Blocking and Randomization
Blocking and randomization are used in planning of experiments, in order to increase the precision of the outcome and ensure the validity of the inference. Blocking is used to reduce errors. A block is a portion of the experimental material that is expected to be more homogeneous than the whole aggregate. For example, if the experiment is designed to test the effect of polyester coating of electronic circuits on their current output, the variability between circuits could be considerably bigger than the effect of the coating on the current output. In order to reduce this component of variance, one can block by circuit. Each circuit will be tested under two treatments: no-coating and coating. We first test the current output of a circuit without coating. Later we coat the circuit, and test again. Such a comparison of before and after a treatment, of the same units, is called paired-comparison.
Another example of blocking is the boy’s shoes examples of Box et al. (2005). Two kinds of shoe soles’ materials are to be tested by fixing the soles on $n$ pairs of boys’ shoes, and measuring the amount of wear of the soles after a period of actively wearing the shoes. Since there is high variability between activity of boys, if $m$ pairs will be with soles of one type and the rest of the other, it will not be clear whether any difference that might be observed in the degree of wearout is due to differences between the characteristics of the sole material or to the differences between the boys. By blocking by pair of shoes, we can reduce much of the variability. Each pair of shoes is assigned the two types of soles. The comparison within each block is free of the variability between boys. Furthermore, since boys use their right or left foot differently, one should assign the type of soles to the left or right shoes at random. Thus, the treatments (two types of soles) are assigned within each block at random.
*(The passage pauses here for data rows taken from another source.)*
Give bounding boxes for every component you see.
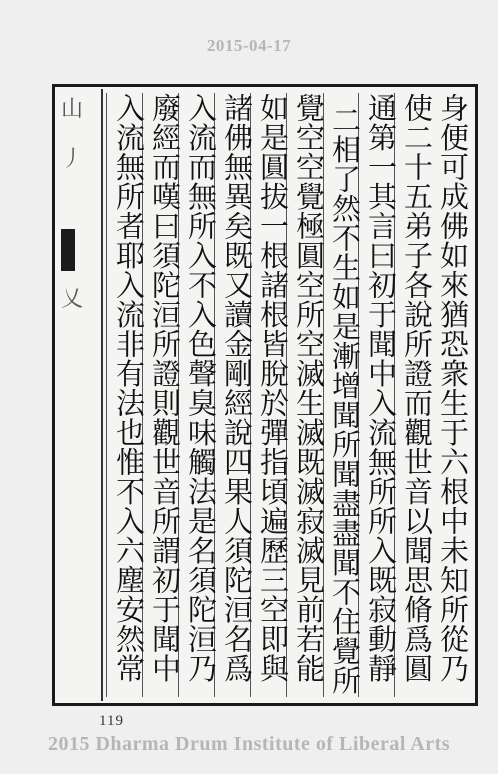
margin-tab-mark	[61, 229, 75, 271]
text-column-8: 入流而無所入不入色聲臭味觸法是名須陀洹乃	[178, 93, 219, 697]
margin-mark: 乂	[61, 287, 84, 312]
scanned-page	[52, 84, 478, 706]
margin-mark: 山	[61, 97, 84, 122]
text-column-9: 廢經而嘆曰須陀洹所證則觀世音所謂初于聞中	[142, 93, 183, 697]
page-margin-strip	[57, 89, 103, 701]
text-column-3: 通第一其言曰初于聞中入流無所所入既寂動靜	[358, 93, 399, 697]
text-column-4: 二相了然不生如是漸增聞所聞盡盡聞不住覺所	[323, 93, 363, 697]
text-column-6: 如是圓拔一根諸根皆脫於彈指頃遍歷三空即與	[250, 93, 291, 697]
footer-watermark: 2015 Dharma Drum Institute of Liberal Arts	[47, 733, 451, 755]
text-column-10: 入流無所者耶入流非有法也惟不入六塵安然常	[106, 93, 147, 697]
text-columns	[111, 93, 471, 697]
text-column-2: 使二十五弟子各說所證而觀世音以聞思脩爲圓	[394, 93, 435, 697]
margin-mark: 丿	[61, 147, 84, 172]
text-column-1: 身便可成佛如來猶恐衆生于六根中未知所從乃	[436, 93, 470, 683]
text-column-5: 覺空空覺極圓空所空滅生滅既滅寂滅見前若能	[286, 93, 327, 697]
date-watermark: 2015-04-17	[206, 36, 292, 55]
text-column-7: 諸佛無異矣既又讀金剛經說四果人須陀洹名爲	[214, 93, 255, 697]
page-number: 119	[99, 713, 124, 729]
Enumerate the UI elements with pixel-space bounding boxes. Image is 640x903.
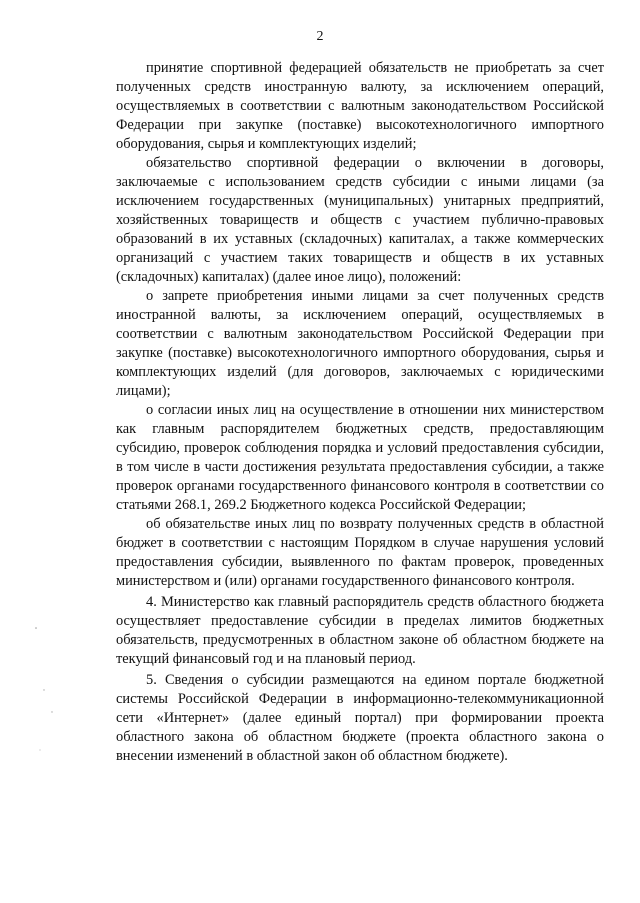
paragraph-refund-obligation: об обязательстве иных лиц по возврату полученных средств в областной бюджет в соответствии с настоящим Порядком в случае нарушения условий предоставления субсидии, выявленного по фактам проверок, проведенных министерством и (или) органами государственного финансового контроля. xyxy=(116,516,604,589)
paragraph-item-5: 5. Сведения о субсидии размещаются на едином портале бюджетной системы Российской Федерации в информационно-телекоммуникационной сети «Интернет» (далее единый портал) при формировании проекта областного закона об областном бюджете (проекта областного закона о внесении изменений в областной закон об областном бюджете). xyxy=(116,672,604,764)
page-number: 2 xyxy=(316,29,324,44)
paragraph-currency-obligation: принятие спортивной федерацией обязательств не приобретать за счет полученных средств иностранную валюту, за исключением операций, осуществляемых в соответствии с валютным законодательством Российской Федерации при закупке (поставке) высокотехнологичного импортного оборудования, сырья и комплектующих изделий; xyxy=(116,60,604,152)
paragraph-contract-inclusion: обязательство спортивной федерации о включении в договоры, заключаемые с использованием средств субсидии с иными лицами (за исключением государственных (муниципальных) унитарных предприятий, хозяйственных товариществ и обществ с участием публично-правовых образований в их уставных (складочных) капиталах, а также коммерческих организаций с участием таких товариществ и обществ в их уставных (складочных) капиталах) (далее иное лицо), положений: xyxy=(116,155,604,285)
document-body xyxy=(116,59,604,766)
paragraph-inspection-consent: о согласии иных лиц на осуществление в отношении них министерством как главным распорядителем бюджетных средств, предоставляющим субсидию, проверок соблюдения порядка и условий предоставления субсидии, в том числе в части достижения результата предоставления субсидии, а также проверок органами государственного финансового контроля в соответствии со статьями 268.1, 269.2 Бюджетного кодекса Российской Федерации; xyxy=(116,402,604,513)
paragraph-item-4: 4. Министерство как главный распорядитель средств областного бюджета осуществляет предоставление субсидии в пределах лимитов бюджетных обязательств, предусмотренных в областном законе об областном бюджете на текущий финансовый год и на плановый период. xyxy=(116,594,604,667)
paragraph-currency-ban: о запрете приобретения иными лицами за счет полученных средств иностранной валюты, за исключением операций, осуществляемых в соответствии с валютным законодательством Российской Федерации при закупке (поставке) высокотехнологичного импортного оборудования, сырья и комплектующих изделий (для договоров, заключаемых с юридическими лицами); xyxy=(116,288,604,399)
scan-specks xyxy=(30,620,80,760)
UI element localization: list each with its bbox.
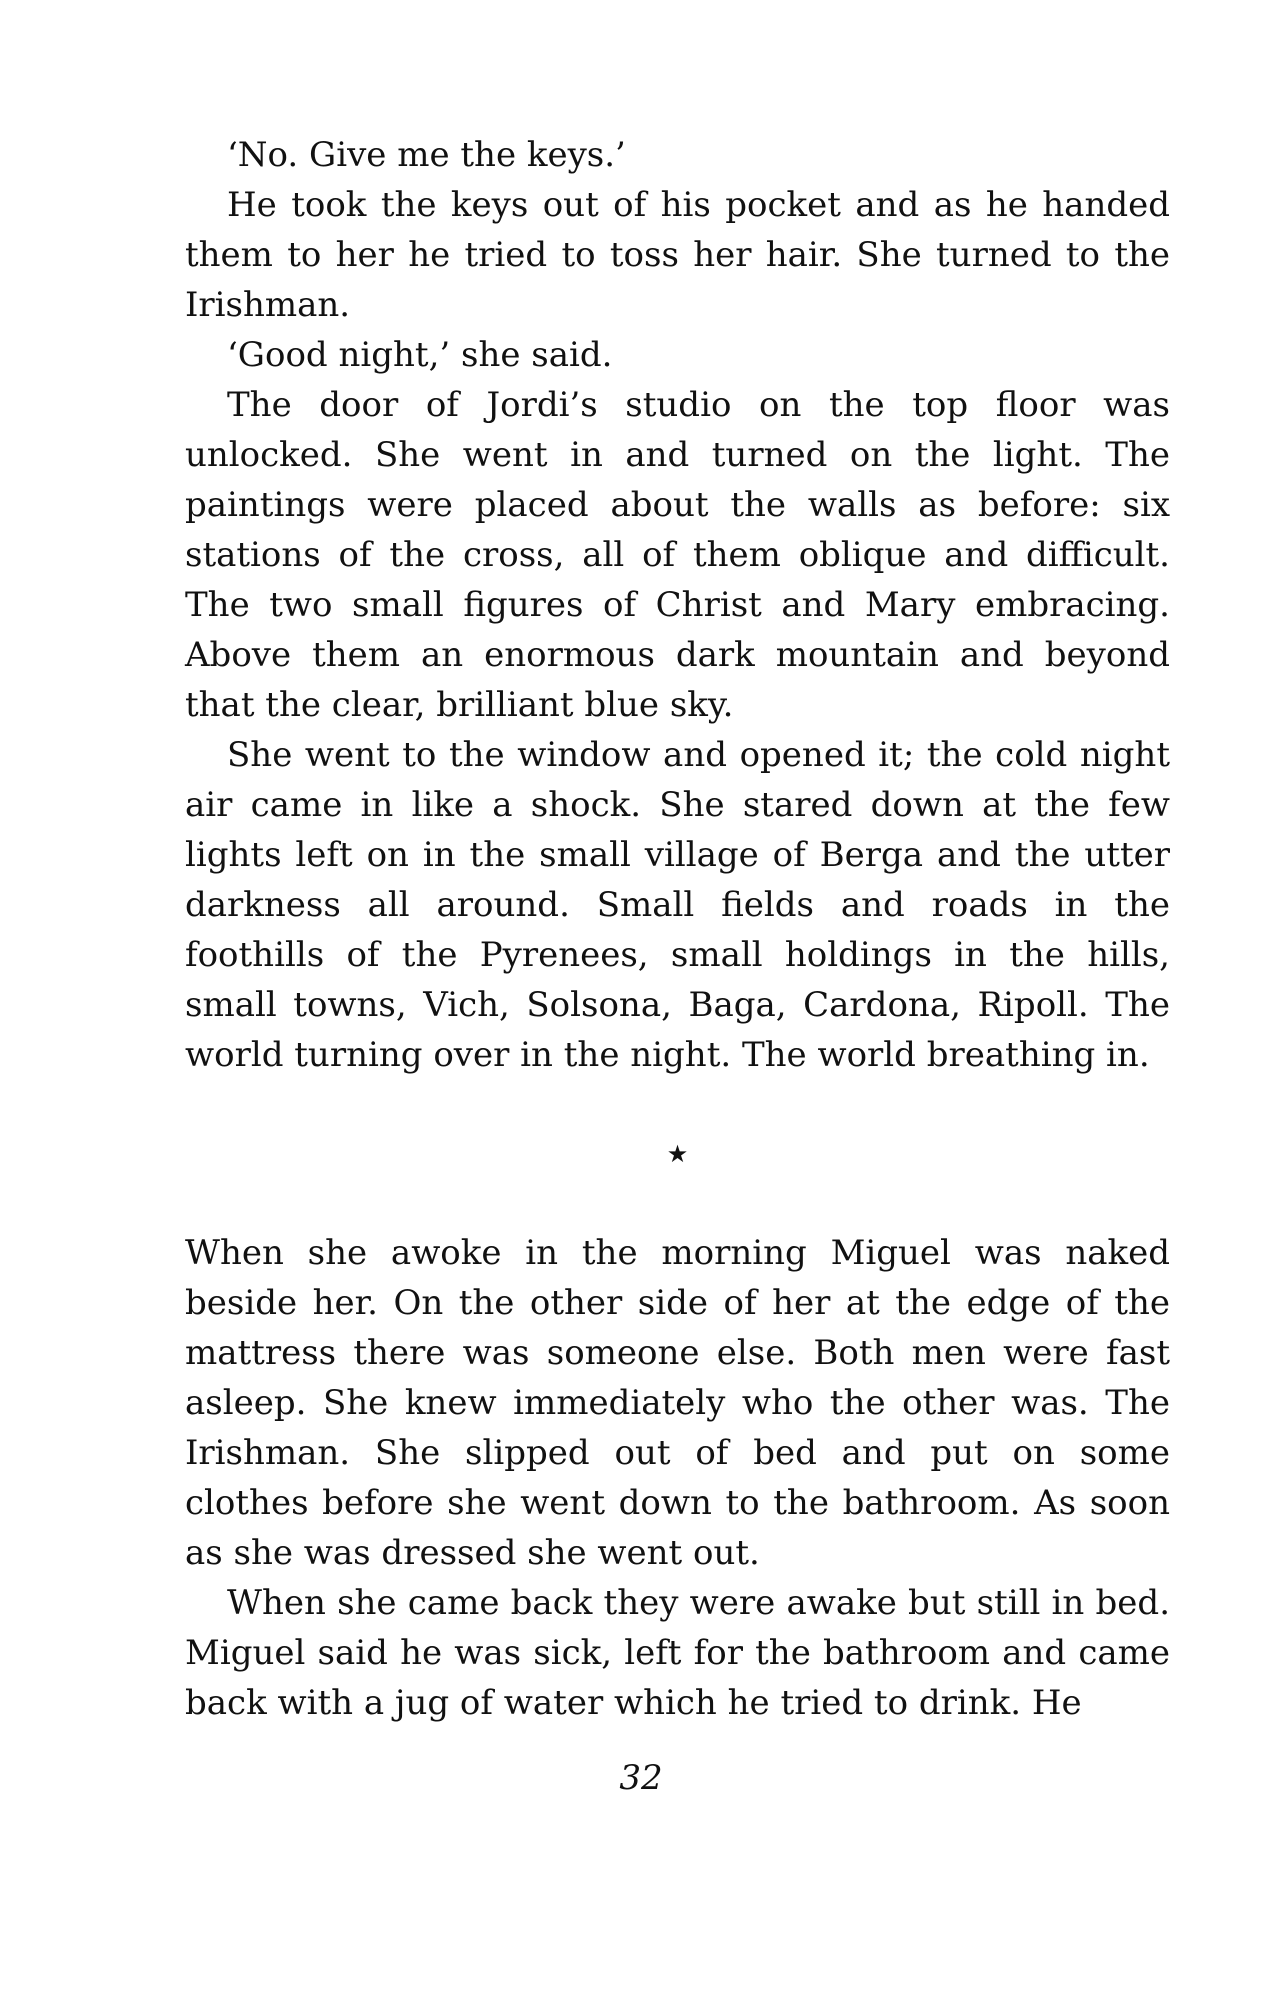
paragraph-4: The door of Jordi’s studio on the top floor was unlocked. She went in and turned on the light. The paintings were placed about the walls as before: six stations of the cross, all of them oblique and difficult. The two small figures of Christ and Mary embracing. Above them an enormous dark mountain and beyond that the clear, brilliant blue sky.: [185, 385, 1170, 725]
paragraph-1: ‘No. Give me the keys.’: [227, 135, 626, 175]
paragraph-5: She went to the window and opened it; the cold night air came in like a shock. She stared down at the few lights left on in the small village of Berga and the utter darkness all around. Small fields and roads in the foothills of the Pyrenees, small holdings in the hills, small towns, Vich, Solsona, Baga, Cardona, Ripoll. The world turning over in the night. The world breathing in.: [185, 735, 1170, 1075]
body-text: [185, 130, 1170, 1728]
paragraph-6: When she awoke in the morning Miguel was naked beside her. On the other side of her at the edge of the mattress there was someone else. Both men were fast asleep. She knew immediately who the other was. The Irishman. She slipped out of bed and put on some clothes before she went down to the bathroom. As soon as she was dressed she went out.: [185, 1233, 1170, 1573]
paragraph-3: ‘Good night,’ she said.: [227, 335, 613, 375]
paragraph-7: When she came back they were awake but still in bed. Miguel said he was sick, left for the bathroom and came back with a jug of water which he tried to drink. He: [185, 1583, 1170, 1723]
page-number: 32: [619, 1758, 663, 1798]
section-break-star: ★: [666, 1140, 689, 1168]
paragraph-2: He took the keys out of his pocket and as he handed them to her he tried to toss her hair. She turned to the Irishman.: [185, 185, 1170, 325]
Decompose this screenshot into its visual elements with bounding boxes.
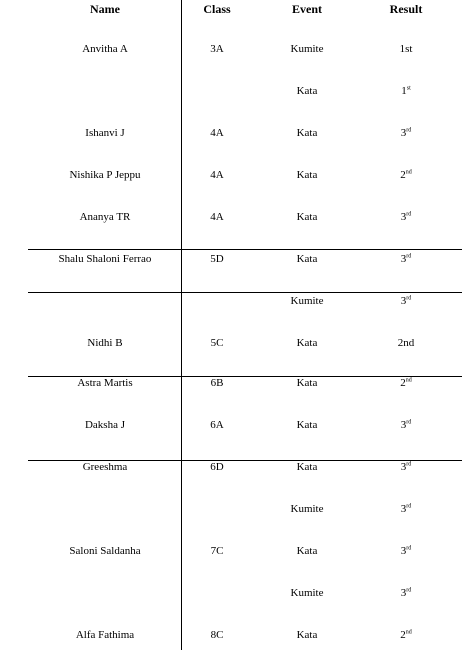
class-cell: 6D [210,461,224,473]
name-cell: Ananya TR [79,211,131,223]
event-cell: Kata [296,461,318,473]
name-cell: Anvitha A [82,43,128,55]
class-cell: 5D [210,253,224,265]
result-ordinal-suffix: nd [405,377,412,384]
result-ordinal-suffix: rd [406,503,412,510]
result-cell: 1st [401,85,411,97]
event-cell: Kata [296,169,318,181]
name-cell: Nidhi B [87,337,123,349]
result-cell: 3rd [400,127,412,139]
name-cell: Nishika P Jeppu [69,169,141,181]
result-ordinal-suffix: rd [406,587,412,594]
result-ordinal-suffix: nd [405,169,412,176]
event-cell: Kumite [290,503,324,515]
class-cell: 4A [210,169,224,181]
result-cell: 2nd [400,169,412,181]
event-cell: Kata [296,337,318,349]
row-divider [28,292,462,293]
header-result: Result [389,2,423,16]
result-ordinal-suffix: rd [406,253,412,260]
class-cell: 5C [210,337,224,349]
event-cell: Kumite [290,43,324,55]
result-cell: 1st [399,43,413,55]
result-cell: 3rd [400,503,412,515]
result-cell: 3rd [400,253,412,265]
row-divider [28,249,462,250]
result-cell: 2nd [400,377,412,389]
class-cell: 7C [210,545,224,557]
event-cell: Kata [296,211,318,223]
result-ordinal-suffix: rd [406,211,412,218]
result-ordinal-suffix: rd [406,127,412,134]
event-cell: Kata [296,127,318,139]
event-cell: Kata [296,629,318,641]
result-ordinal-suffix: rd [406,419,412,426]
event-cell: Kata [296,253,318,265]
result-cell: 3rd [400,545,412,557]
name-cell: Shalu Shaloni Ferrao [58,253,152,265]
name-cell: Ishanvi J [85,127,125,139]
result-ordinal-suffix: st [406,85,411,92]
result-ordinal-suffix: rd [406,545,412,552]
header-event: Event [292,2,322,16]
class-cell: 8C [210,629,224,641]
event-cell: Kumite [290,295,324,307]
event-cell: Kata [296,545,318,557]
header-name: Name [90,2,120,16]
result-cell: 3rd [400,295,412,307]
class-cell: 6B [210,377,224,389]
name-cell: Greeshma [82,461,128,473]
name-cell: Astra Martis [77,377,133,389]
result-cell: 3rd [400,211,412,223]
name-cell: Saloni Saldanha [69,545,141,557]
header-class: Class [203,2,231,16]
class-cell: 4A [210,127,224,139]
class-cell: 6A [210,419,224,431]
name-cell: Daksha J [84,419,126,431]
result-ordinal-suffix: rd [406,295,412,302]
result-cell: 2nd [400,629,412,641]
event-cell: Kata [296,85,318,97]
result-ordinal-suffix: rd [406,461,412,468]
class-cell: 3A [210,43,224,55]
event-cell: Kata [296,377,318,389]
name-cell: Alfa Fathima [75,629,135,641]
result-cell: 2nd [397,337,415,349]
event-cell: Kata [296,419,318,431]
result-cell: 3rd [400,587,412,599]
class-cell: 4A [210,211,224,223]
event-cell: Kumite [290,587,324,599]
result-cell: 3rd [400,419,412,431]
result-cell: 3rd [400,461,412,473]
result-ordinal-suffix: nd [405,629,412,636]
Other examples of blocks could be machines, shifts of production, days of the week, operators, etc.
Generally, if there are $t$ treatments to compare, and $b$ blocks, and if all $t$ treatments can be performed within a single block, we assign all the $t$ treatments to each block. The order of applying the treatments within each block should be randomized. Such a design is called a randomized complete block design. We will see later how a proper analysis of the yield can validly test for the effects of the treatments.
If not all treatments can be applied within each block it is desirable to assign treatments to blocks in some balanced fashion. Such designs, to be discussed later, are called balanced incomplete block designs (BIBD).
Randomization within each block is important also to validate the assumption that the error components in the statistical model are independent. This assumption may not be valid if treatments are not assigned at random to the experimental units within each block.